ИНСТРУМЕНТАЛЬНЫЕ ЖАНРЫ
Книги, ноты, пособия по музыке
В русской музыке интерес к фольклору вспыхивает с особой силой начиная с 60-х годов. Именно композиторы-шестидесятники (Щедрин, Слонимский, Эшпай, Буцко, Гаврилин и другие), совершившие многократные фольклорные экспедиции еще в студенческие годы, ощутили необходимость современного развития принципов народного искусства. Завоевания Бартока и Стравинского (приезд последнего в Россию в 1962 году стимулировал этот процесс) открыли XX веку технику тончайшей работы с фольклорным мотивом.

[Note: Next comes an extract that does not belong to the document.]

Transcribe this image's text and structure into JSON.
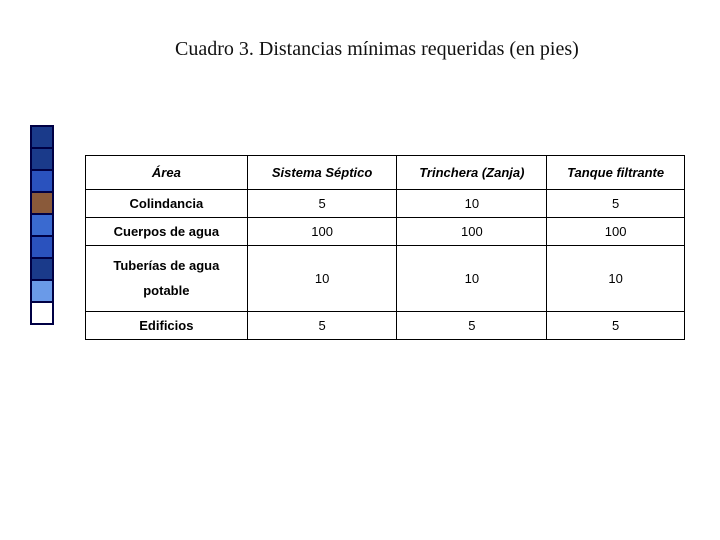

Современный уровень контактов с народным искусством дал отечественным композиторам возможность идти новыми путями в творчестве, что приносило поразительные результаты в самых разных жанрах — от оперы до инструментального цикла («Шесть картин» для фортепиано А. Бабаджаняна являют здесь достаточно убедительный образец).
Примеры блистательного вживления фольклорной интонации (марийской, русской)
в тематизм сочинений инструментальных жанров (концерт для оркестра, симфония,
инструментальный концерт, балет) находим в творчестве А. Эшпая.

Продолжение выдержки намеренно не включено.